In August, Attorney General Eric Holder delivered a widely noted address to the American Bar Association that seemed to promise significant changes in federal prosecutorial policies.  I wrote these reactions for the Federal Sentencing Reporter.

Following decades in which the U.S. Department of Justice has consistently advocated for a rigid and harsh legalism in criminal justice policy—in which DOJ, in the name of abstract principles of national uniformity, has willfully disregarded the devastating impact of its charging, plea-bargaining, and sentencing practices on real-life human beings—Attorney General Holder’s ABA address seems a breath of fresh air.

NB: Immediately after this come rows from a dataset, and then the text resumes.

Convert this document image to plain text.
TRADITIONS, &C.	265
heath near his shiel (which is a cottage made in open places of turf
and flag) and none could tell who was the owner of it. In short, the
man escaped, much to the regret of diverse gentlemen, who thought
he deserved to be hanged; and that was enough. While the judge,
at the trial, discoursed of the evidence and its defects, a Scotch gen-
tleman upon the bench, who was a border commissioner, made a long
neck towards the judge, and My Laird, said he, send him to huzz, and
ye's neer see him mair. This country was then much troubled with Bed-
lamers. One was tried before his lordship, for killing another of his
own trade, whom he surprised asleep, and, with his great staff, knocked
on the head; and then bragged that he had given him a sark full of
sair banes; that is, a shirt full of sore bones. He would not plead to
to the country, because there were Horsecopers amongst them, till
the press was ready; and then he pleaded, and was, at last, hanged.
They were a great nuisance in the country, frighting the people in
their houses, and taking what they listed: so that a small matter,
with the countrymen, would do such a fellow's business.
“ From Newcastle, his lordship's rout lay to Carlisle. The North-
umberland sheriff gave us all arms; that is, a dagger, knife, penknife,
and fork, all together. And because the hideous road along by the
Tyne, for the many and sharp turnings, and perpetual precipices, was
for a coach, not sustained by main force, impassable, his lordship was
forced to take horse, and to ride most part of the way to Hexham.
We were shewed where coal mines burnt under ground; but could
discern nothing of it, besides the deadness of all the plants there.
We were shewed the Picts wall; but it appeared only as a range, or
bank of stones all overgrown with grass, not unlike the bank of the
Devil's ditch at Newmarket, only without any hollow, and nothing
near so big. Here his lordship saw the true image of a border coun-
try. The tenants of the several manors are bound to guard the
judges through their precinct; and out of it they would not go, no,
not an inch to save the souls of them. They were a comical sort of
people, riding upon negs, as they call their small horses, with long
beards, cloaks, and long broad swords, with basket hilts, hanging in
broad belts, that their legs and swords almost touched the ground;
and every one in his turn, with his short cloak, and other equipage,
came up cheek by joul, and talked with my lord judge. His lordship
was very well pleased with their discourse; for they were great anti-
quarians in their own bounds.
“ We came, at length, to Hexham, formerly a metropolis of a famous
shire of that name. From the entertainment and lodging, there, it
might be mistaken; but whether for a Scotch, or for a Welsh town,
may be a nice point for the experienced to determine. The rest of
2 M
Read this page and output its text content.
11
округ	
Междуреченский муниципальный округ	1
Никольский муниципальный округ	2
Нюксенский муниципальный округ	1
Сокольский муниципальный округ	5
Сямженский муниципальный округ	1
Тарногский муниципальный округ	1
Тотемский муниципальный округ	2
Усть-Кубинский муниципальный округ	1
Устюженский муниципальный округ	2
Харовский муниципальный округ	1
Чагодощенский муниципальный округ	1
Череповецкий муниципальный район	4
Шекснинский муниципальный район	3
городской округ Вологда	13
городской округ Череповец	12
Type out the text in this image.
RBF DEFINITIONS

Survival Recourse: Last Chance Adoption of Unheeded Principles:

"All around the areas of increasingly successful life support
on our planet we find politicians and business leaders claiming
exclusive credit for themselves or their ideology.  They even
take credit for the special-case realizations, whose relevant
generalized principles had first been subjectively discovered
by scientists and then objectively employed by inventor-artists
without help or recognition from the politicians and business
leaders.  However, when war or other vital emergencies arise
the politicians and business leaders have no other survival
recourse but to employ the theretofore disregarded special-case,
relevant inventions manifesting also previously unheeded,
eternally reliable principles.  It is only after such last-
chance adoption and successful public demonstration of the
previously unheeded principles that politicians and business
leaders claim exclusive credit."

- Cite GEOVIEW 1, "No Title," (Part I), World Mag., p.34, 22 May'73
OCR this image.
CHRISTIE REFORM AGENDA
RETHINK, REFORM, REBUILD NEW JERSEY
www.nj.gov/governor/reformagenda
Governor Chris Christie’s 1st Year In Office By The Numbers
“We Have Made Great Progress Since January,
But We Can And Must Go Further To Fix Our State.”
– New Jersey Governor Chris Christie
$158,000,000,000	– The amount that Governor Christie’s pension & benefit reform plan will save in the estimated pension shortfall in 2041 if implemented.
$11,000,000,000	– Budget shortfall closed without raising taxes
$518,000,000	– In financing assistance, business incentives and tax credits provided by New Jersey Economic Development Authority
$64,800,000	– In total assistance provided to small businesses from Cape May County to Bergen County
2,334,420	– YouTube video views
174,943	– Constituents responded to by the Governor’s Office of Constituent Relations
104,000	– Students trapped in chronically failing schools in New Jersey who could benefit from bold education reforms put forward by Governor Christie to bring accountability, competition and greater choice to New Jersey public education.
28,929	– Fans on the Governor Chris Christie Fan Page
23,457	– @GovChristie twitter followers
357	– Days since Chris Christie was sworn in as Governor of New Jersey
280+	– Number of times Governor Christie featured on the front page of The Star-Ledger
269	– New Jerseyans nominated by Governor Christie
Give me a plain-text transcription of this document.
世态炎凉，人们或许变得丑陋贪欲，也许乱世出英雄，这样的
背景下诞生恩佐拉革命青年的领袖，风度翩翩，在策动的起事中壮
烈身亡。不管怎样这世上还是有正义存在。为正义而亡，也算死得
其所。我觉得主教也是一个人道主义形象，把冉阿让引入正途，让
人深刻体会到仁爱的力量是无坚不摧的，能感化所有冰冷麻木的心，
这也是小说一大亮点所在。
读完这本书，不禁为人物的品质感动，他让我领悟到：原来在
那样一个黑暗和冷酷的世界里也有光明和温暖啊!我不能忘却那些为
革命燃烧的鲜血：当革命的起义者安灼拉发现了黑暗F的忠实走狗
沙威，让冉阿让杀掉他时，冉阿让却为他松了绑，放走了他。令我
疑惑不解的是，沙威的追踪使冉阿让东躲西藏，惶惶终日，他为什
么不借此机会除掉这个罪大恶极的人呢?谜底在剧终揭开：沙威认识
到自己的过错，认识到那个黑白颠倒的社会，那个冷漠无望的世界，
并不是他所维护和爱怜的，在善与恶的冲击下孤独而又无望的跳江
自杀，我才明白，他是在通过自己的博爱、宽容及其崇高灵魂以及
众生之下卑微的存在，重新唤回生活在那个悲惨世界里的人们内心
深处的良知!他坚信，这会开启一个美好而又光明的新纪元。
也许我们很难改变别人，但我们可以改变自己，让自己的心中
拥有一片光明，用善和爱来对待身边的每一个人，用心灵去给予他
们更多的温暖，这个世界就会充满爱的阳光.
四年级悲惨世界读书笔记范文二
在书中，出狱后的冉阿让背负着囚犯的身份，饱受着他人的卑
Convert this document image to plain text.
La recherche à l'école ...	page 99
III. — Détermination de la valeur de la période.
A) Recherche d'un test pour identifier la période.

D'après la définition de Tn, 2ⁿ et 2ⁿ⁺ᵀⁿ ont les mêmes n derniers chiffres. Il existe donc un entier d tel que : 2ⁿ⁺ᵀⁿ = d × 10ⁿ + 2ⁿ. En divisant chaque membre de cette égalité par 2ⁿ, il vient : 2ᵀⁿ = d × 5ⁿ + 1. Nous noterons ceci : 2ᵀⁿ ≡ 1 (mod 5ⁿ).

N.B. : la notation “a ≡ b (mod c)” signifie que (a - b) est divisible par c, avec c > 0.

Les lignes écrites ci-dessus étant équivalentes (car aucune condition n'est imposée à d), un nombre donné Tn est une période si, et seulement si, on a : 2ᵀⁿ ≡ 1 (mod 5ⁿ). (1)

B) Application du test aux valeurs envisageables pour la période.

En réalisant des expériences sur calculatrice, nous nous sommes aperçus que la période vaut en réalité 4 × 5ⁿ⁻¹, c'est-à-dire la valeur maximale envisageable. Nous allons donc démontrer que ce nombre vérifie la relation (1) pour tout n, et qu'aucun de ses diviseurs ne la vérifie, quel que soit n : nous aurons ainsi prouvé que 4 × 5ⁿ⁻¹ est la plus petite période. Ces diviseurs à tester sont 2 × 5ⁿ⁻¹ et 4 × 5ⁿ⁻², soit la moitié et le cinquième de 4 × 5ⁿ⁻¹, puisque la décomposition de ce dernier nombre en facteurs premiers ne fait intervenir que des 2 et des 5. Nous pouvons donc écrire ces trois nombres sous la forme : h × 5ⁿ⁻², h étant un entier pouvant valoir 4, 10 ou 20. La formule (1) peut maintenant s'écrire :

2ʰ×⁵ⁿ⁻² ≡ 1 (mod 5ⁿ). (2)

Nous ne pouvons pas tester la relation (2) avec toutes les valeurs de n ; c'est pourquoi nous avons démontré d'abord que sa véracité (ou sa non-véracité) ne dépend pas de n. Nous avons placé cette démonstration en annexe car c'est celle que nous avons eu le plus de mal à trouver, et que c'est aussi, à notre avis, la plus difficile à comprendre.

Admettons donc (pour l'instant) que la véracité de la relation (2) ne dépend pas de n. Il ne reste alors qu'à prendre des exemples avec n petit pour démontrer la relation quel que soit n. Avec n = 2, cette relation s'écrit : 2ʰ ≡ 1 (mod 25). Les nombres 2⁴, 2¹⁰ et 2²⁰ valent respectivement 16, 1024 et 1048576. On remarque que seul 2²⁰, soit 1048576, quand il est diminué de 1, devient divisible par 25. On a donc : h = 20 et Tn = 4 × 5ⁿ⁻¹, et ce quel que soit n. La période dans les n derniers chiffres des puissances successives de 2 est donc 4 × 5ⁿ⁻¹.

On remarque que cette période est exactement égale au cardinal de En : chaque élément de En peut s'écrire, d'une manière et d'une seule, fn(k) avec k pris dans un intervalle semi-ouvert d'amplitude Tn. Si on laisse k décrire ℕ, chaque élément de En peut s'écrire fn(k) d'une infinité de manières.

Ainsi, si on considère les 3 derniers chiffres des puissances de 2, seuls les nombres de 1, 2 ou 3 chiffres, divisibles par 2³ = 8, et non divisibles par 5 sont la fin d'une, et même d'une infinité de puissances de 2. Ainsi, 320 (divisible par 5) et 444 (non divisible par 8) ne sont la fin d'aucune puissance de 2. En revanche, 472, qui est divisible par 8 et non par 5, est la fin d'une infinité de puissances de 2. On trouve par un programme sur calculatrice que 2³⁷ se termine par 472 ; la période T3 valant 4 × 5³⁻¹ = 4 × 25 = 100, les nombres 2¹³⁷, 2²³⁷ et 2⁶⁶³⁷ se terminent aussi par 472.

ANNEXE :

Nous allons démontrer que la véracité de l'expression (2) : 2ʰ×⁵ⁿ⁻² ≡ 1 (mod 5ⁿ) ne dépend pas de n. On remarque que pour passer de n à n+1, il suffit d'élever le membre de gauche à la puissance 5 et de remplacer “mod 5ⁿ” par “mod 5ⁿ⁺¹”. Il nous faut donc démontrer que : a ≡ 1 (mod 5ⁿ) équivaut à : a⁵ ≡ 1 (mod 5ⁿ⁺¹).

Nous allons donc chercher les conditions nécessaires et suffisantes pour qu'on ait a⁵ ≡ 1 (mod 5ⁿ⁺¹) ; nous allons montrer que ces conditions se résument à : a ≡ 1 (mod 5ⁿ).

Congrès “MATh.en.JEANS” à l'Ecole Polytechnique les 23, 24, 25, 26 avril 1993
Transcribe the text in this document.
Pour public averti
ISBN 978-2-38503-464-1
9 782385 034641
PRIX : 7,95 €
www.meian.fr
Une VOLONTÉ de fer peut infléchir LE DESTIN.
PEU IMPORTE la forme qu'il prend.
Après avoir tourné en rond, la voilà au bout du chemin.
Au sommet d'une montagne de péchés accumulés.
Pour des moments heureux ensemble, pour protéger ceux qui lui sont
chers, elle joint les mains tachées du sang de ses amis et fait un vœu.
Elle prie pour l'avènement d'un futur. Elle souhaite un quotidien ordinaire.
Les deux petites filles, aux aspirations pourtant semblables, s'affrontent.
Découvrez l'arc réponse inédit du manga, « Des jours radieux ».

He calls for a more flexible federal criminal justice system, in which prosecutorial charging priorities are more specifically tailored to meet local needs, in which sentencing is more individualized to the offender and prosecutors sometimes forego mandatory minimum sentences, and in which individual U.S. Attorney Offices experiment with new diversion programs as an alternative to conventional case-processing. Holder believes—correctly, I think—that a more flexible and pragmatic system can achieve better public-safety results at less cost than a system in which preserving the integrity of the federal sentencing guidelines is the overriding value.

Through Holder’s address, DOJ offers its most prominent and unequivocal endorsement yet of an emerging new criminal justice paradigm.